MSNBC devotes 7 PM to 10 PM weeknights to Chris Matthews, Keith Olbermann and Rachel Maddow campaigning for Obama.

ABC anchor Charles Gibson's interview of Sarah Palin left his friend Fox News anchor Brit Hume defending Gibson by blaming the cameramen and the researchers for making Gibson look disdainful and sexist. The final episodes of ABC's "Boston Public" are designed to boost the Obama vote.

CBS anchor Katie Couric didn't look disdainful or sexist, but she asked Palin to name Supreme Court cases (although neither McCain nor Palin is a lawyer) and insinuated that Palin was out of touch by asking what newspapers and magazines she read. Has Couric asked any other Governor that, or is that an eastern elitist question for Republicans who are not part of the Washington establishment like "Sarah Barracuda"?

CNN remains relentlessly biased in favor of Obama and other leftist Democrats.

Biden-Palin DebatePoor Joe Biden. That man has been a United States Senator since 1973. Sarah Palin is young enough to be his daughter and she hasn't spent a second, much less 35 years, in the United States Senate or run for president once, much less twice.

It may have been inconceivable to "the Delaware gaffe machine" that the former point guard for am Alaska high school basketball team could go one-on-one with him and win.

But..."the pit bull with lipstick" did just that!

Scrutinize the transcript and it becomes apparent that Palin won even bigger than it seemed on first viewing (or hearing).

Wikipedia: "[Palin] was the head of the Fellowship of Christian Athletes chapter at the school and the point guard and captain of the school's girls' basketball team. She helped the team win the Alaska small-school basketball championship in 1982, hitting a critical free throw in the last seconds of the game, despite having an ankle stress fracture. She earned the nickname 'Sarah Barracuda' because of her intense play."
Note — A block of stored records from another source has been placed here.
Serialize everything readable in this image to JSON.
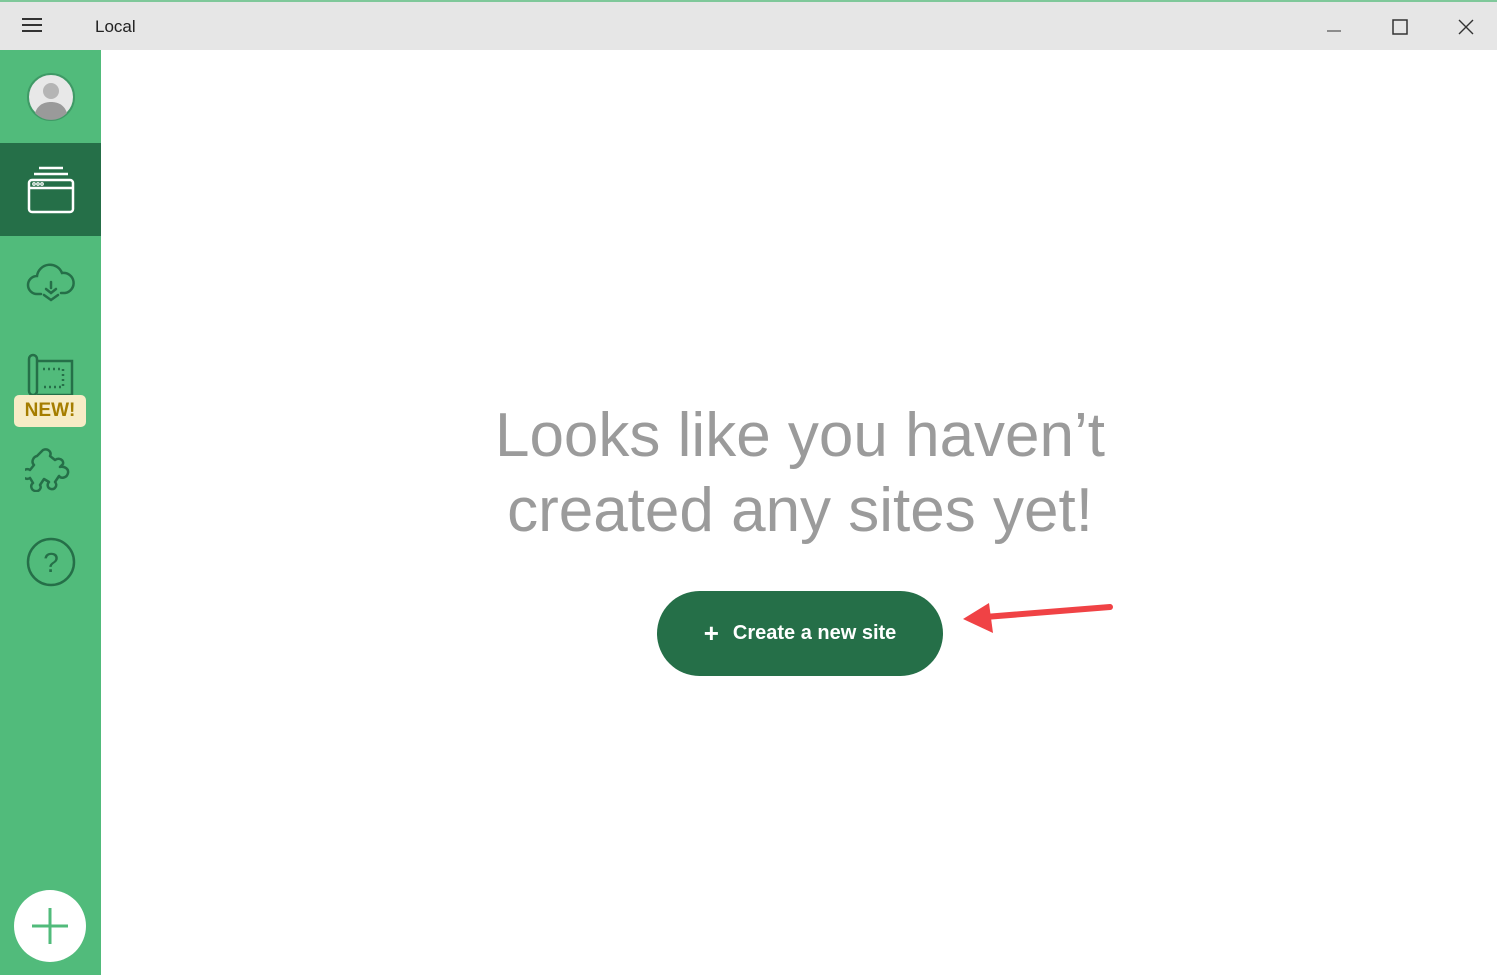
{
  "window": {
    "title": "Local"
  },
  "sidebar": {
    "new_badge": "NEW!",
    "items": [
      {
        "icon": "avatar"
      },
      {
        "icon": "sites-icon",
        "active": true
      },
      {
        "icon": "cloud-download-icon"
      },
      {
        "icon": "blueprint-icon"
      },
      {
        "icon": "addons-puzzle-icon"
      },
      {
        "icon": "help-icon"
      }
    ]
  },
  "main": {
    "message_line1": "Looks like you haven’t",
    "message_line2": "created any sites yet!",
    "create_button": "Create a new site",
    "create_icon": "+"
  },
  "colors": {
    "sidebar": "#51bb7b",
    "accent_dark": "#256f48",
    "badge_bg": "#f7ecc6",
    "arrow": "#f04245"
  }
}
Those who hoped (and expected) Palin to melt like the wicked witch in "The Wizard of Oz" during the debate were shocked to see Palin was on her game throughout the whole debate.

Did you see Palin bring smile after smile to Biden's face during the debate? They were smiles that masked the pain of knowing she was scoring.

The one who came close to tears was Biden, who obviously felt a need to refer to the death of his first wife and their year-old daughter and the serious injuries (from which full recoveries were made) of their two sons as a result of an automobile accident more than 35 years ago.

Palin did not put her Downs syndrome baby to the debate.

The alphabet media has been reporting the debate as a Biden win or a draw, while grudgingly conceding that Palin did not make a big blunder and lamenting lowering expectations for Palin as far as they did.

When the late President Gerald Ford became confused during a 1976 presidential debate and though Poland was free (perhaps he was glimpsing the future!), the alphabet networks ridiculed him with relish.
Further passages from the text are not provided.